L’Union européenne (UE) demeure le débouché commercial incontournable de la Tunisie, absorbant 71,5 % de ses exportations à la fin juin 2026. Cependant, si les valeurs exportées atteignent des niveaux record, la part de marché tunisienne au sein de l’UE reste modeste et stagne à 0,53 %, indique la Banque centrale de Tunisie (BCT).
Certes, la légère progression des ventes libellées en euros (+2,8 %) en UE a devancé la croissance des importations européennes (+2,4 %). Mais cet écart favorable n’a pas suffi à améliorer significativement la position relative du pays.
Trajectoires contrastées
L’examen par groupe de produits pour l’année 2025 révèle des fortunes diverses selon les secteurs d’activité. Le secteur des machines et matériels de transport a enregistré la progression la plus marquée, avec un gain de quatre points de base pour atteindre 0,70 % de part de marché. Portée par un rebond de 12,6 % des ventes (contre -0,9 % en 2024), cette performance dépasse largement la dynamique des importations européennes (+5,8 %).

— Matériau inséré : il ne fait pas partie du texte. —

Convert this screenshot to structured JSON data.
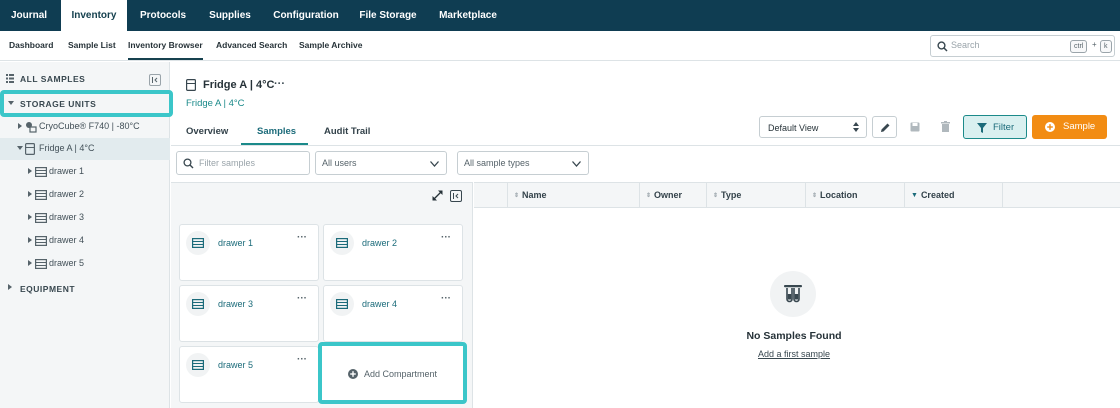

Elle témoigne du redressement des industries mécaniques et électriques, dont les exportations globales ont bondi de 8,7 % après une timide hausse de 1,2 % l’année précédente.
Pour les produits chimiques et connexes, leur part de marché a progressé d’un point de base, passant de 0,11 % à 0,12 %. Les ventes vers l’UE ont grimpé de 15,4 % (contre +0,3 % en 2024), surperformant les importations européennes (+7 %).
Toutefois, cette embellie, soutenue par la reprise des phosphates et dérivés (+15 %) et la consolidation des ouvrages en plastique (+15,2 %), ne permet pas encore un redressement notable de la position sectorielle globale.
Quant aux autres articles manufacturés, leur part de marché s’est élevée à 0,90 %, après une perte de sept points de base en 2024. La reprise modeste des ventes (+2,2 % contre -4,8 % auparavant) reste en deçà de la hausse des importations européennes (+3 %). De son côté, le secteur du textile-habillement-cuirs (ITHC) affiche une contraction moins sévère, s’établissant à -1,7 % contre -4,8 % en 2024.
Des secteurs en recul
La part des produits de base s’est effondrée, chutant de 1,15 % à 0,78 %. Cette contraction s’explique essentiellement par la baisse de 16,2 % des exportations d’huile d’olive. Ce repli est la conséquence directe d’un effondrement de 47,7 % de son prix moyen, lié à la reprise de la production mondiale.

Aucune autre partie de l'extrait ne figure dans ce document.